The databases comprised 19,613 patients with a claim for a 5-ASA product in January 2011. The group was ∼50% male, and 70% were aged 20–65 years old. The median number of 5-ASA claims was 8/year. The patterns of steroid utilization were generally consistent between the databases (see Table 1), with little variation across database type, gender, or calendar years. However, geriatric claimants (aged >65) in the Quebec-public database had higher rates of steroid use than the other groups. Overall, 58%–73% of patients with a claim for 5-ASA and prednisone have ≥ 2 claims for prednisone. Within this group, at least half the claimants (53%–69%) had >90 days between their first and last prednisone claim, with a median time between the first and last prednisone claim ranging from 103 to 222 days. Some prednisone claimants (∼40%) also had claims for steroid-sparing therapies. After excluding those with any immunosuppressive or biologic claim, the rates of steroid dependence remained largely unchanged.

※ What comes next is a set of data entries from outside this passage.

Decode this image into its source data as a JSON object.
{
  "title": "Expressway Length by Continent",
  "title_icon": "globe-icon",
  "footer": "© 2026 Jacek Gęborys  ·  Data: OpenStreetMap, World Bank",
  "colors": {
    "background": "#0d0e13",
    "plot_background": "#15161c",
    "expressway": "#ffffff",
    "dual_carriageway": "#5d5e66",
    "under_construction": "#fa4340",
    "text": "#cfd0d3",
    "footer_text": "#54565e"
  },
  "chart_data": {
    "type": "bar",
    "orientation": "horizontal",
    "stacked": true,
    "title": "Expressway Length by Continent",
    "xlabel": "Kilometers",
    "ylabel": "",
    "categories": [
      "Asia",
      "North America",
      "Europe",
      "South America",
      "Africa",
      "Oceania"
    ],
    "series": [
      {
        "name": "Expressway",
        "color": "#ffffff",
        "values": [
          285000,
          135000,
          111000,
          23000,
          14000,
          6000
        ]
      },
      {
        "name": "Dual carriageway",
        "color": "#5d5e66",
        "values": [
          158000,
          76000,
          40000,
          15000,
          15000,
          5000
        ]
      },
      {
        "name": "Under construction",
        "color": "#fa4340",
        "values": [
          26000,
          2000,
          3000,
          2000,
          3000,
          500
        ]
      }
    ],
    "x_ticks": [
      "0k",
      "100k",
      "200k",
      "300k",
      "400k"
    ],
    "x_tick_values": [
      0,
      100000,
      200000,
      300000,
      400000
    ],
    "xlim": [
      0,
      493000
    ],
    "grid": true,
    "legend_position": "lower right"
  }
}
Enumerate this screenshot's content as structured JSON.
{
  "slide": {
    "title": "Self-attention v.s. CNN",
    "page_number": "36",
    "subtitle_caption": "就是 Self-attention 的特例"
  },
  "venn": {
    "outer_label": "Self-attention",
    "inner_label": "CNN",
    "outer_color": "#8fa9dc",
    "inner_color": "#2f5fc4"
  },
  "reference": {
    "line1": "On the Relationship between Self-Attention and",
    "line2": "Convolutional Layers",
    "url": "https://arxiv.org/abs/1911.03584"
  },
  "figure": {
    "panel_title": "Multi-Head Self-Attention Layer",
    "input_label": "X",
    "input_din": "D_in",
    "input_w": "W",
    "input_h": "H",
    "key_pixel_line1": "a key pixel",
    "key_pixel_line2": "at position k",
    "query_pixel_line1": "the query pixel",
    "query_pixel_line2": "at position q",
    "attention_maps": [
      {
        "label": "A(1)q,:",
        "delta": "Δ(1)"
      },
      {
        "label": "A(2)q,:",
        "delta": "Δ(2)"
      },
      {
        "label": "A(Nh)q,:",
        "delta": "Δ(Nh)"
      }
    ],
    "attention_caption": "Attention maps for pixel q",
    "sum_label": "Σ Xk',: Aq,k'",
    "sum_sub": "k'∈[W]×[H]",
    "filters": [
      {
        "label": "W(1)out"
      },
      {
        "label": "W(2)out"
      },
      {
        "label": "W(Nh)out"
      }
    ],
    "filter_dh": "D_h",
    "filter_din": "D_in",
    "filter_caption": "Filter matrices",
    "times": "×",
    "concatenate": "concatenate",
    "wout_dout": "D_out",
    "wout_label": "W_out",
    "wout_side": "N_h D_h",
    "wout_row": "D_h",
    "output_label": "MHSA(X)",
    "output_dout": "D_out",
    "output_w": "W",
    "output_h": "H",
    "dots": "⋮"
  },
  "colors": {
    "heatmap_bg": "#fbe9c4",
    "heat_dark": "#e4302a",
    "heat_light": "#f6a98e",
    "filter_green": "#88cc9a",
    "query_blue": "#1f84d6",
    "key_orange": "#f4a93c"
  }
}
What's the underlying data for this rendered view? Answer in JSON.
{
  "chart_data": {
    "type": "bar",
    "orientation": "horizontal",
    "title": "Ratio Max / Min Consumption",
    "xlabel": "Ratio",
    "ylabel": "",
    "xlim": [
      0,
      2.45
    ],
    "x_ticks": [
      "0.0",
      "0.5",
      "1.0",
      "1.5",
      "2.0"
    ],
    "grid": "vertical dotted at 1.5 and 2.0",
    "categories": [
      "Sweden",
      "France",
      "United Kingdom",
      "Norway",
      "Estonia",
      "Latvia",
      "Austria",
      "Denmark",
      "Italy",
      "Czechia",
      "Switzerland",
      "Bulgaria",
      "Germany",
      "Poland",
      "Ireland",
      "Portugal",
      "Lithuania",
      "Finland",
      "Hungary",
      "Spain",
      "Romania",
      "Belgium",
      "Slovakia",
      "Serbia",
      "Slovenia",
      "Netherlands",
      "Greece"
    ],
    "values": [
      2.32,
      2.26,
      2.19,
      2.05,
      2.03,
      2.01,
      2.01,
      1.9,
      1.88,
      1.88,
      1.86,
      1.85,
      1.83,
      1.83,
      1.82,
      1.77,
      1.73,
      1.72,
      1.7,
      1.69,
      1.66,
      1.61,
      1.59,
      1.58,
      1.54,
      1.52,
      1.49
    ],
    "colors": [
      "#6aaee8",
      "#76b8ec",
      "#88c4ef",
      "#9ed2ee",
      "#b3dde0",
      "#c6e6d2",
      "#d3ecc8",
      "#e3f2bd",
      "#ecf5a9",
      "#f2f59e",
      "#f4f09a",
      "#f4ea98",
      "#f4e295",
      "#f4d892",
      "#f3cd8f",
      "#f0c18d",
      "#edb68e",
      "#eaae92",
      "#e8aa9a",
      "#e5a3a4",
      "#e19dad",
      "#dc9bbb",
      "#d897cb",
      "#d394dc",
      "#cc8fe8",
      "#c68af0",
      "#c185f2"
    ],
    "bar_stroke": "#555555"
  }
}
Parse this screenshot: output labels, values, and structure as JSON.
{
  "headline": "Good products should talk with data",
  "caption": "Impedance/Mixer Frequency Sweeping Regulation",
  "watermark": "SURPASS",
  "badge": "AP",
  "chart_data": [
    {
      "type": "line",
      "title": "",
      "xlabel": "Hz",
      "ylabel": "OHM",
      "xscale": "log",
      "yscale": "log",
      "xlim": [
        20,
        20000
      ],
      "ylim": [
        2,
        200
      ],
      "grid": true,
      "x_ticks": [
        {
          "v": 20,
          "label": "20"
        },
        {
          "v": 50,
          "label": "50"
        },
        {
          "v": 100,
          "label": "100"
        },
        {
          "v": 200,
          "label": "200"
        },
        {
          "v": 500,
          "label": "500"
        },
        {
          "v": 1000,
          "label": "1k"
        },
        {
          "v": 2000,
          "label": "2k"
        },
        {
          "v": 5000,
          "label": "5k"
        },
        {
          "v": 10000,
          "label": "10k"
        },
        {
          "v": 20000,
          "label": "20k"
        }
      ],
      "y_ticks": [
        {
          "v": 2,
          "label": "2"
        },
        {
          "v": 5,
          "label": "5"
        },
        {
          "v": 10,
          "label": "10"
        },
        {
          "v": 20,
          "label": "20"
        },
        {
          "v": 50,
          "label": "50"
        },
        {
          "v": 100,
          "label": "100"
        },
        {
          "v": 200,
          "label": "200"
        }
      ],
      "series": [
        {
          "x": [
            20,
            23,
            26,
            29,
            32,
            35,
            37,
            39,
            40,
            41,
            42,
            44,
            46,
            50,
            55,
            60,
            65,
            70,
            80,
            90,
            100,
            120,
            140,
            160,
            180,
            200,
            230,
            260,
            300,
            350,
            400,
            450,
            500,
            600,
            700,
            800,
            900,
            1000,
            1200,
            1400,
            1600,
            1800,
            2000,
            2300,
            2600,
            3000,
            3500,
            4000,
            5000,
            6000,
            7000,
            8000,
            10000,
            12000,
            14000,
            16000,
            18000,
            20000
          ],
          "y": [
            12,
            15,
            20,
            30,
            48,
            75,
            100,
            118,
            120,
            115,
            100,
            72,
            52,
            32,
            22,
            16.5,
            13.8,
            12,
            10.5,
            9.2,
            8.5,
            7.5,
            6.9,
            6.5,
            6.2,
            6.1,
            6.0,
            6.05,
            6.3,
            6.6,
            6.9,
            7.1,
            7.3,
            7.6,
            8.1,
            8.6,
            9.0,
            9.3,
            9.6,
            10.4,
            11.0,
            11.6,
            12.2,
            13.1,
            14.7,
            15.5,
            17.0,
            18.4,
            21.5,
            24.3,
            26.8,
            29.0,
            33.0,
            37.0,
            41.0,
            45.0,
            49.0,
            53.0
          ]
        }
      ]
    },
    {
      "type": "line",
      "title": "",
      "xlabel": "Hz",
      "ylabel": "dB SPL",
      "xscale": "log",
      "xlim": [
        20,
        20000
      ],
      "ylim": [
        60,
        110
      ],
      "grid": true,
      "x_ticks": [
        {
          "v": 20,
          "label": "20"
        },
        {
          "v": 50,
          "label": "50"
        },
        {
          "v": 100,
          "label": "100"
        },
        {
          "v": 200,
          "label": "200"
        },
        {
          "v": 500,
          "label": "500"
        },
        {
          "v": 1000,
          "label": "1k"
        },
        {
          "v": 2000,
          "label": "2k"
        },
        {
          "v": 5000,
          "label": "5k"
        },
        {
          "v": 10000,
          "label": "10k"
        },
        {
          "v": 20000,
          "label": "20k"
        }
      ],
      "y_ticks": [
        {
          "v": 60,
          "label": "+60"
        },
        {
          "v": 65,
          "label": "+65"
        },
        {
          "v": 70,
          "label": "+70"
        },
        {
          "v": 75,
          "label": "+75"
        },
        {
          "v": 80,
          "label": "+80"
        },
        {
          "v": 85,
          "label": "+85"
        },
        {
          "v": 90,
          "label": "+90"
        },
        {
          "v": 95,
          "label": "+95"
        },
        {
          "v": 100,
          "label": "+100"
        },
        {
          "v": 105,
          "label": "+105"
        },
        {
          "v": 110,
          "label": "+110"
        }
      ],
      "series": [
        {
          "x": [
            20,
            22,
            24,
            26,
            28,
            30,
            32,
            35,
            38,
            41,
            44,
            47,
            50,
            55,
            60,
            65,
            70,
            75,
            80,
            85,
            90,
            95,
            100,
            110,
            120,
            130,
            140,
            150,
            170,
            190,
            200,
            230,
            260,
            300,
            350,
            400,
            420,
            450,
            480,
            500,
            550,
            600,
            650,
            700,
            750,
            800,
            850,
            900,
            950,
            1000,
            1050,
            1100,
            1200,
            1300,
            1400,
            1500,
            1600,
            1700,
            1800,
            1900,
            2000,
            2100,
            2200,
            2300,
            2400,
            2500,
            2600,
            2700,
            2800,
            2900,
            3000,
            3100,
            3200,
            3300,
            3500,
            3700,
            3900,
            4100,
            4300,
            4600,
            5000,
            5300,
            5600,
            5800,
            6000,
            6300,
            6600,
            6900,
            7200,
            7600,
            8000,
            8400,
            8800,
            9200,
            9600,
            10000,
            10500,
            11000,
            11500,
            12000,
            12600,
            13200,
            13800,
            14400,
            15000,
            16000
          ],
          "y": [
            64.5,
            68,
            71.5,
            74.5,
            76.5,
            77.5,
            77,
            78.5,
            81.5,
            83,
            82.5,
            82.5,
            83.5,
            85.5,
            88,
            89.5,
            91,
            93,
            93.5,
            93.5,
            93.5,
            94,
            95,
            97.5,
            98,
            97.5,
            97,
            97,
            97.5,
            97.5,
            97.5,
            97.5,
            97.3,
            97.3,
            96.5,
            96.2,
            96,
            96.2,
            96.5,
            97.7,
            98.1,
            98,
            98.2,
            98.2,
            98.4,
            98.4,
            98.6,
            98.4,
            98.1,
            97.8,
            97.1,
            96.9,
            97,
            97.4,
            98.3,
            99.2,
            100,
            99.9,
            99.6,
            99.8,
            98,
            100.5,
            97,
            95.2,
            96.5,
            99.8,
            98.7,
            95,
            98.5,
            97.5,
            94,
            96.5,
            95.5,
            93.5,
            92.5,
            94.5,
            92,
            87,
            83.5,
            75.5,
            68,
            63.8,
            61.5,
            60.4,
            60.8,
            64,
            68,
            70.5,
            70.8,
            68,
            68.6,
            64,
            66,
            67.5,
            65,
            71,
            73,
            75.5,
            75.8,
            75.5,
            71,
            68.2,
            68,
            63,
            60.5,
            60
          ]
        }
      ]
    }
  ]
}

Multiple treatment guidelines define steroid-dependence as: An inability to completely taper steroids within 90 days of initiation, frequent use of steroid courses (>1 course/year), and/or relapse within 3 months of stopping. The 3 measures of steroid utilization used in this analysis approximate that definition, although not without caveats. After excluding those with claims for steroid-sparing therapies, prednisone-claimants had a median of 2–4 prednisone claims per year. They also had a median time between first and last prednisone claim of at least 100 days, and more than 52% had a claim for prednisone >90 days apart. Any of these measures taken individually suggests a prevalence of steroid-dependence despite access to steroid-sparing therapies.


The data suggest that >50% of patients on 5-ASA that are prescribed prednisone become steroid-dependent within 1 year. Steroid-sparing therapies appear underused in this group of patients, and show little change despite a shifting treatment paradigm.


© Crohn's & Colitis Foundation of America, Inc.